A group representing suburban and large county school districts is praising U.S. Secretary of Education Arne Duncan for his comments sympathizing with teachers and principals about the heavy emphasis that is being placed on standardized testing in the nation’s schools—a push that he says is “sucking the oxygen” out of the room.
Gwinnett County Public Schools Superintendent J. Alvin Wilbanks, and Montgomery County Public Schools Superintendent Joshua P. Starr, the co-chairs of the Large Countywide and Suburban District Consortium, which represents 16 school districts across the country, said they agreed with Duncan that there is too much focus on testing in education, and they hear it from all sides—from parents, teachers, and students.
“We also agree with the secretary that meaningful assessments are a critical part of good teaching and learning—but only if the tests are valid measures of what students know and are able to do and accountability measures are focused on fostering improvement,” they wrote in a statement issued over the weekend. “With so much change happening in education, we need to take the time to get things right and that means reducing the pressure of high-stakes tests.”
“We have a once-in-a-generation opportunity to improve education, with new, rigorous standards and the development of stronger curricula and assessments to raise the level of instruction in our country,” they continued. “But to take full advantage of this opportunity, we must give our teachers and school leaders the time they need to implement the standards and prepare students for success.”
Wilbanks and Starr were referring to comments the education secretary wrote in a blog post entitled, “A Back-to-School Conversation with Teachers and School Leaders,” on the Education Department’s website, which was first published on SmartBlog on Education. In the post, Duncan bluntly writes about hard conversations that he’s had with teachers and other educators, particularly those dealing with standardized testing.
It’s not that teachers are against testing or against being held accountable, he said; there is simply too much emphasis on it—and too much of it.
Duncan said he agreed with some educators’ comments that it was unfair to hold them accountable for results on new assessments, which many of them had not seen before; that the tests focus too much on basic skills and not enough on critical thinking skills; and that testing—and by extension preparation for those tests—was eating way too much time in the day.
Duncan agreed that there should be measures of progress for teachers and for students, but added that those should be conducted through a “sensible, smart” combination of factors.
“But assessment needs to be done wisely,” he wrote. “No school or teacher should look bad because they took on kids with greater challenges. Growth is what matters. No teacher or school should be judged on any one test, or tests alone—always on a mix of measures—which could range from classroom observations to family engagement indicators.”
He cited Nevada and Delaware as examples of states that employ multiple measures in assessing student growth.

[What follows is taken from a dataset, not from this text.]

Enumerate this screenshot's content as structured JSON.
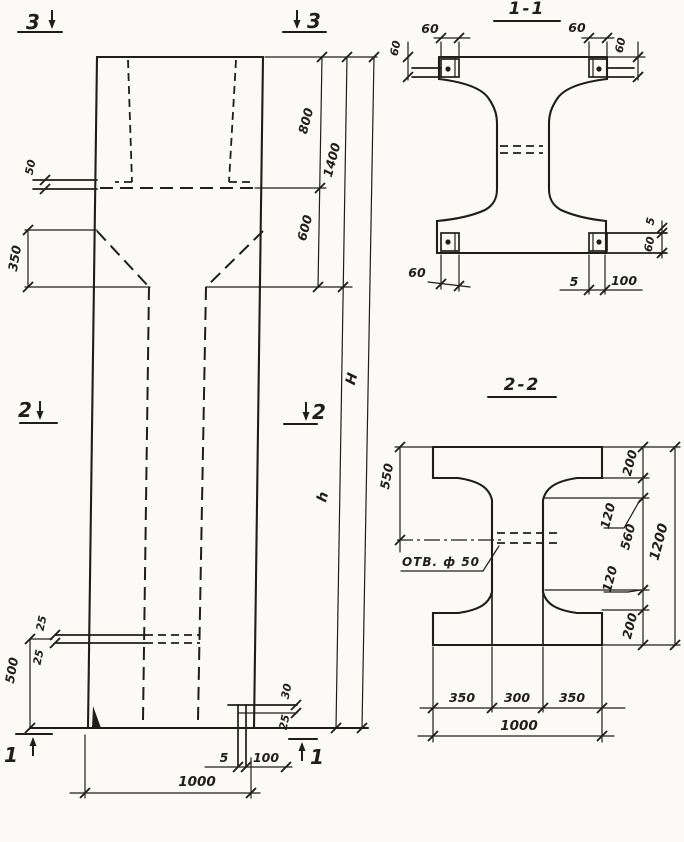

But testing should never be the focus, he continued:
Educators work all day to inspire, to intrigue, to know their students—not just in a few subjects, and not just in academic areas. There's a whole world of skills that tests can never touch that are vital to students' success. No test will ever measure what a student is or can be. It's simply one measure of one kind of progress. Yet in too many places, testing itself has become a distraction from the work it is meant to support. I believe testing issues today are sucking the oxygen out of the room in a lot of schools—oxygen that is needed for a healthy transition to higher standards; improved systems for data; better-aligned assessments; teacher professional development, evaluation and support, and more. This is one of the biggest changes education in this country has ever seen, and teachers who've worked through it have told me it's allowed them to become the best teachers they've ever been. That change needs educators' full attention.
The secretary promised to work with states seeking flexibility on using testing as part of teacher evaluations and promised to work with educators to “get this right.”
The Large Countywide and Suburban District Consortium called for collaborative efforts to devise better ways to measure student learning and to hold educators accountable.
The group also used the opportunity to call for the reauthorization of the Elementary and Secondary Education Act to align both state and federal accountability systems with “the skills and knowledge that students will need to be successful in the 21st century.”